Category-selective regions in the human brain-such as the fusiform face area (FFA), extrastriate body area (EBA), parahippocampal place area (PPA), and visual word form area (VWFA)-support high-level visual recognition. Here, we investigate whether artificial neural networks (ANNs) exhibit analogous category-selective neurons and how these representations are shaped by language experience. Using an fMRI-inspired functional localizer approach, we identified face-, body-, place-, and word-selective neurons in deep networks presented with category images and scrambled controls. Both the purely visual ResNet and a linguistically supervised Lang-Learned ResNet contained category-selective neurons that increased in proportion across layers. However, compared to the vision-only model, the Lang-Learned ResNet showed a greater number but lower specificity of category-selective neurons, along with reduced spatial localization and attenuated activation strength-indicating a shift toward more distributed, semantically aligned coding. These effects were replicated in the large-scale vision-language model CLIP. Together, our findings reveal that language experience systematically reorganizes visual category representations in ANNs, providing a computational parallel to how linguistic context may shape categorical organization in the human brain.

Paper Structure

This paper contains 12 sections, 2 equations, 5 figures.

Figures (5)

  • Figure 1: Lang-Learned ResNet and stimuli in our study. (A) We fine-tuned pretrained ResNet by adding the language embedding generation task to the original model architecture on ImageNet to obtain Lang-Leanred ResNet. (B) Image stimuli used in the functional localizer experiment. Images were divided into five categories: face, body, place, word, and scrambled images.
  • Figure 2: Category-selective activations in ResNet and Lang-Learned ResNet. (A) Response profiles of category-selective neurons from "layer4.2.relu". The top raw shows results for ResNet, and the bottom row for Lang-Learned ResNet. Each individual dot corresponds to a image. (B) Category selectivity index (CSI) across layers. From left to right, each panel shows the proportion of neurons selective for faces (blue), bodies (orange), places (green), and words (red) at each layer of ResNet (solid lines) and Lang-Learned ResNet (dashed lines).
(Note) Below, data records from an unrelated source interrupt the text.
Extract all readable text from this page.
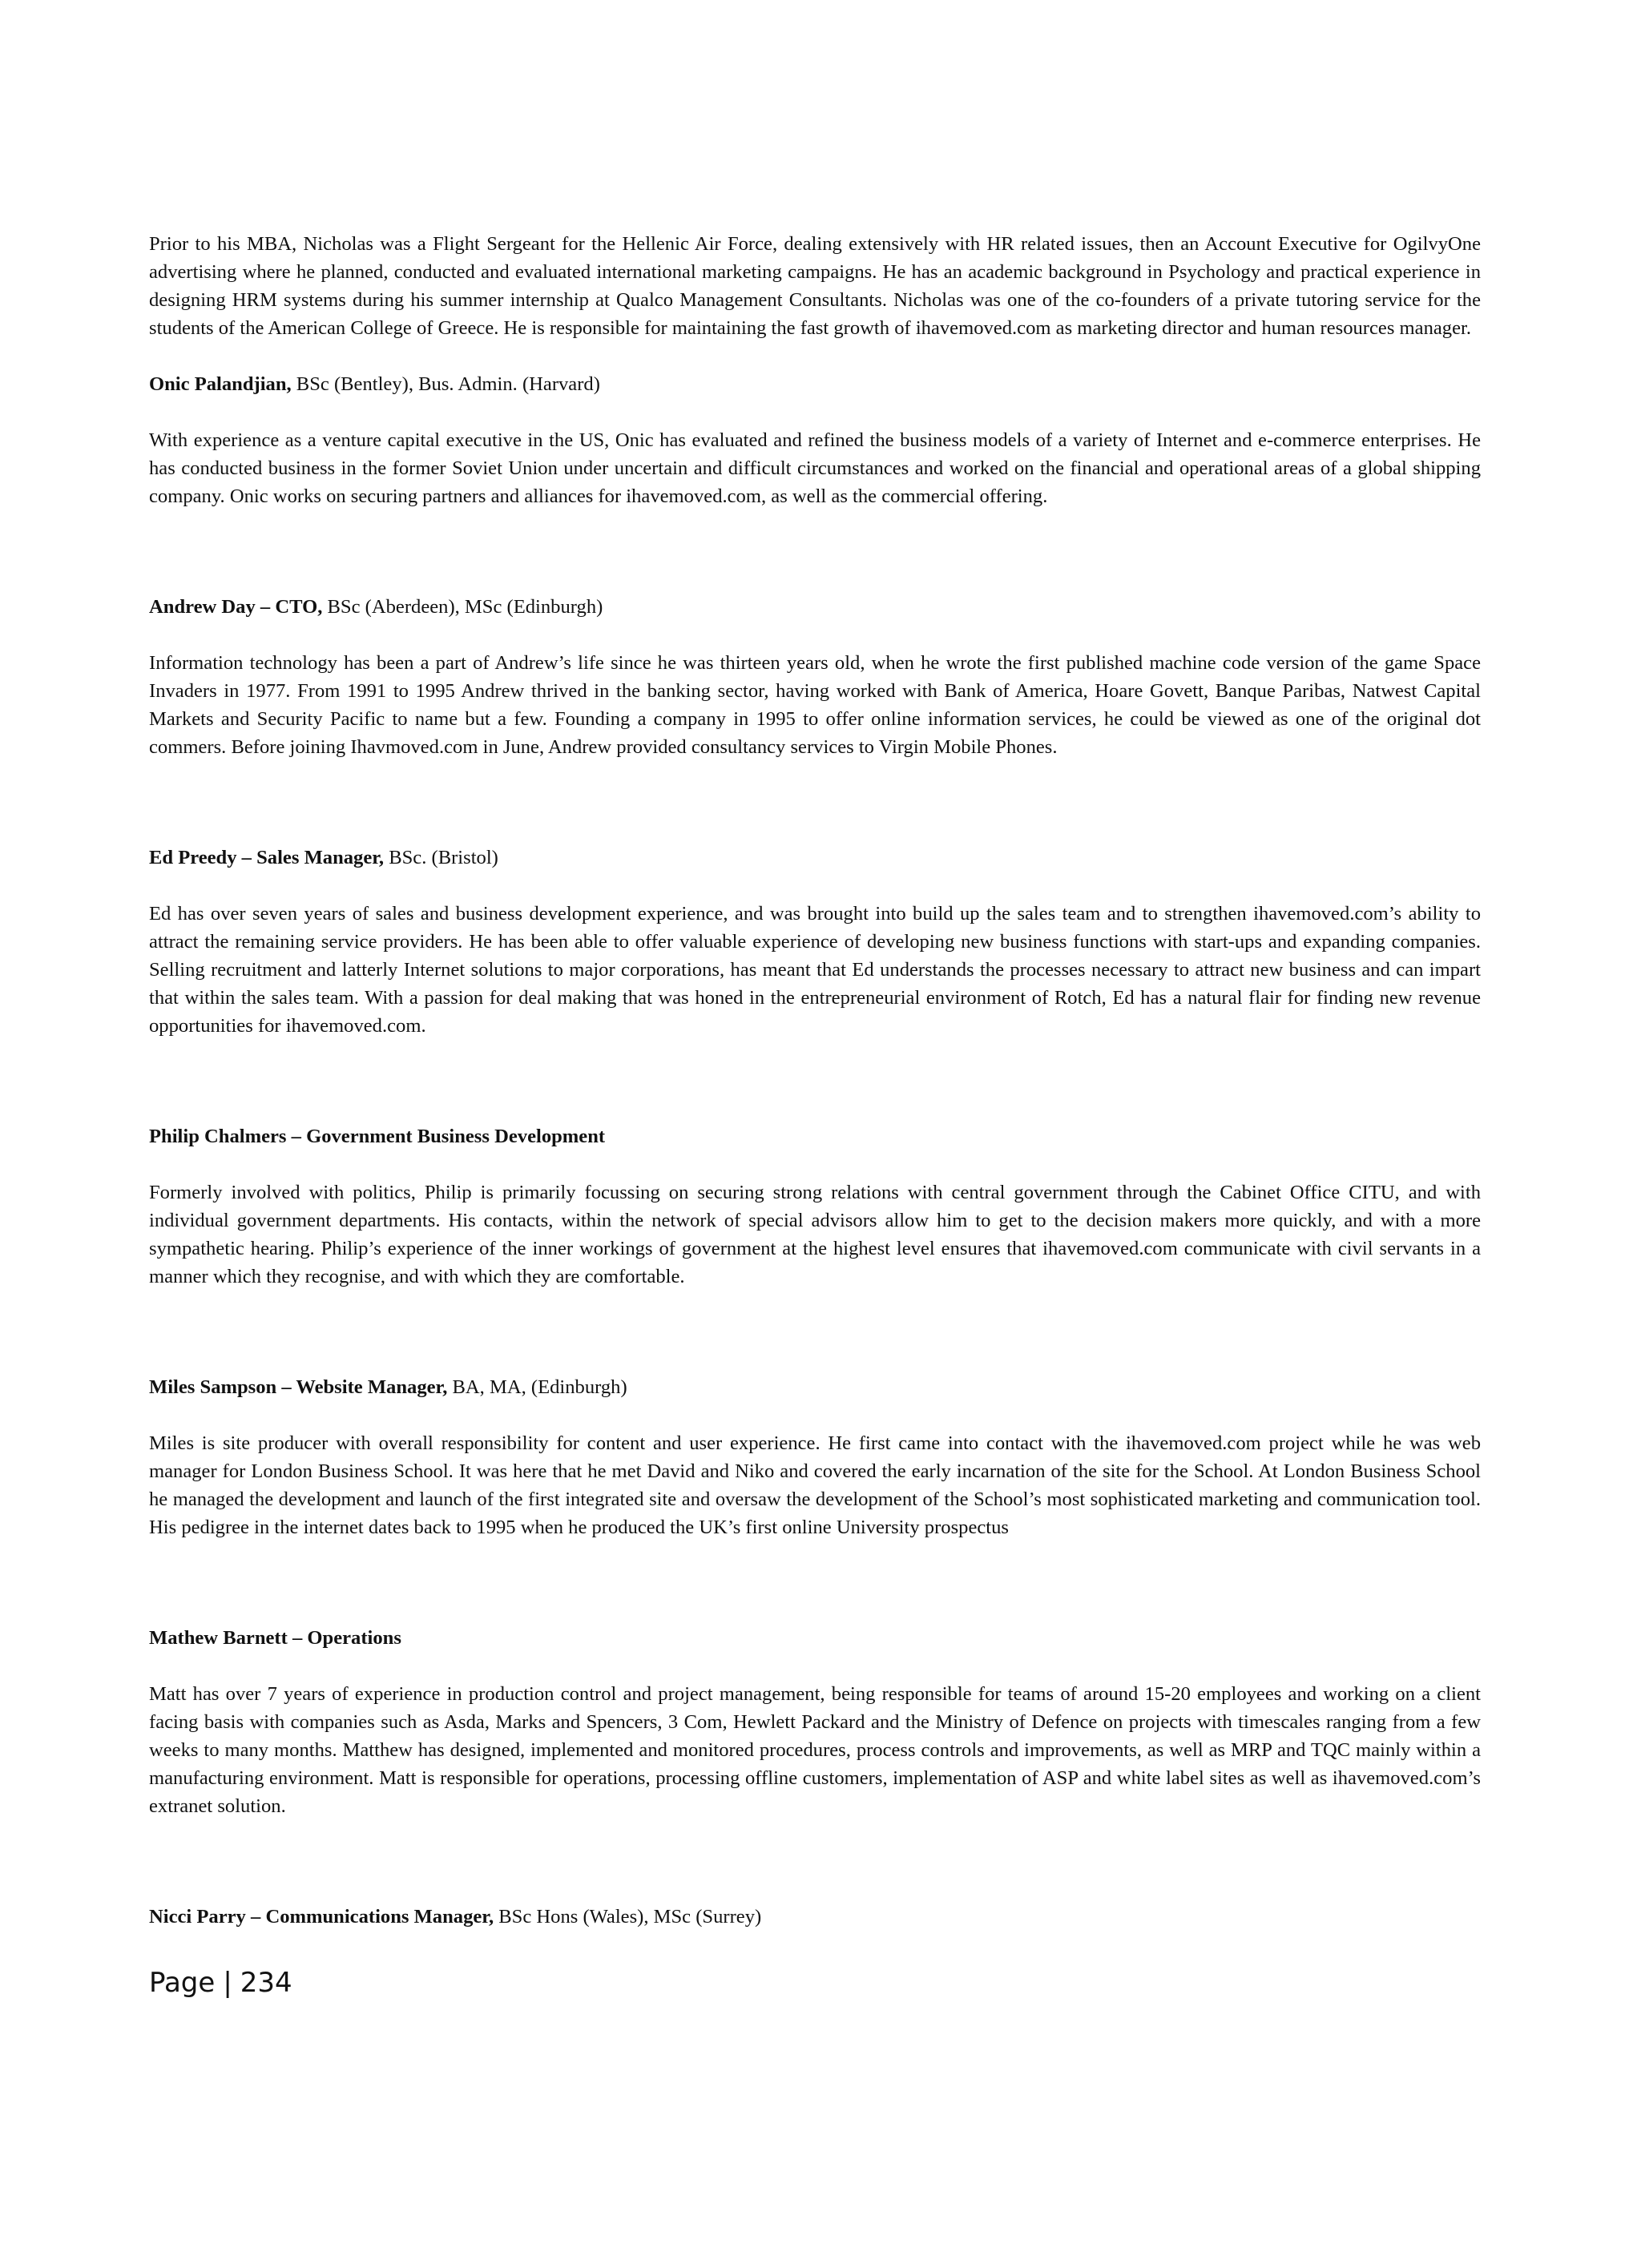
Prior to his MBA, Nicholas was a Flight Sergeant for the Hellenic Air Force, dealing extensively with HR related issues, then an Account Executive for OgilvyOne advertising where he planned, conducted and evaluated international marketing campaigns. He has an academic background in Psychology and practical experience in designing HRM systems during his summer internship at Qualco Management Consultants. Nicholas was one of the co-founders of a private tutoring service for the students of the American College of Greece. He is responsible for maintaining the fast growth of ihavemoved.com as marketing director and human resources manager.

Onic Palandjian, BSc (Bentley), Bus. Admin. (Harvard)

With experience as a venture capital executive in the US, Onic has evaluated and refined the business models of a variety of Internet and e-commerce enterprises. He has conducted business in the former Soviet Union under uncertain and difficult circumstances and worked on the financial and operational areas of a global shipping company. Onic works on securing partners and alliances for ihavemoved.com, as well as the commercial offering.

Andrew Day – CTO, BSc (Aberdeen), MSc (Edinburgh)

Information technology has been a part of Andrew’s life since he was thirteen years old, when he wrote the first published machine code version of the game Space Invaders in 1977. From 1991 to 1995 Andrew thrived in the banking sector, having worked with Bank of America, Hoare Govett, Banque Paribas, Natwest Capital Markets and Security Pacific to name but a few. Founding a company in 1995 to offer online information services, he could be viewed as one of the original dot commers. Before joining Ihavmoved.com in June, Andrew provided consultancy services to Virgin Mobile Phones.

Ed Preedy – Sales Manager, BSc. (Bristol)

Ed has over seven years of sales and business development experience, and was brought into build up the sales team and to strengthen ihavemoved.com’s ability to attract the remaining service providers. He has been able to offer valuable experience of developing new business functions with start-ups and expanding companies. Selling recruitment and latterly Internet solutions to major corporations, has meant that Ed understands the processes necessary to attract new business and can impart that within the sales team. With a passion for deal making that was honed in the entrepreneurial environment of Rotch, Ed has a natural flair for finding new revenue opportunities for ihavemoved.com.

Philip Chalmers – Government Business Development

Formerly involved with politics, Philip is primarily focussing on securing strong relations with central government through the Cabinet Office CITU, and with individual government departments. His contacts, within the network of special advisors allow him to get to the decision makers more quickly, and with a more sympathetic hearing. Philip’s experience of the inner workings of government at the highest level ensures that ihavemoved.com communicate with civil servants in a manner which they recognise, and with which they are comfortable.

Miles Sampson – Website Manager, BA, MA, (Edinburgh)

Miles is site producer with overall responsibility for content and user experience. He first came into contact with the ihavemoved.com project while he was web manager for London Business School. It was here that he met David and Niko and covered the early incarnation of the site for the School. At London Business School he managed the development and launch of the first integrated site and oversaw the development of the School’s most sophisticated marketing and communication tool. His pedigree in the internet dates back to 1995 when he produced the UK’s first online University prospectus

Mathew Barnett – Operations

Matt has over 7 years of experience in production control and project management, being responsible for teams of around 15-20 employees and working on a client facing basis with companies such as Asda, Marks and Spencers, 3 Com, Hewlett Packard and the Ministry of Defence on projects with timescales ranging from a few weeks to many months. Matthew has designed, implemented and monitored procedures, process controls and improvements, as well as MRP and TQC mainly within a manufacturing environment. Matt is responsible for operations, processing offline customers, implementation of ASP and white label sites as well as ihavemoved.com’s extranet solution.

Nicci Parry – Communications Manager, BSc Hons (Wales), MSc (Surrey)

Page | 234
Asterisk indicates CSI of ResNet is significantly greater than CSI of Lang-Learned ResNet, $p<.05$.
  • Figure 3: Proportion of Category-selective neurons in ResNet and Lang-Learned ResNet. (A) Proportion of category-selective neurons in "layer4.2.relu". Neurons were classified as category-selective if they exhibited significantly higher activation for one category compared to all others. (B) Proportion of category-selective neurons across layers.
  • Figure 4: Spatial distribution of category-selective neurons in ResNet and Lang-Learned ResNet. (A) Feature map-wise distribution of category-selective neurons. Each heatmap represents the spatial distribution of face-, body-, place-, and word-selective neurons across the feature map in "layer4.2.relu" for ResNet (top raw) and Lang-Learned ResNet (bottom row). The color scale indicates the proportion of neurons at each spatial location in the feature map. (B) Quantification of feature map-wise variation in category-selective neuron distribution. (C) Feature map-wise variation in category-selective neurons across layers.
  • Figure 5: Category-selectivity between ResNet and CLIP. (A) Category selectivity index (CSI) across layers. Asterisk indicates CSI of ResNet is significantly greater than CSI of CLIP, $p<.05$. (B) Proportion of category-selective neurons across layers. (C) Feature map-wise variation in category-selective neurons across layers. From left to right, each panel shows the proportion of neurons selective for faces (blue), bodies (orange), places (green), and words (red) at each layer of ResNet (solid lines) and Lang-Learned ResNet (dashed lines).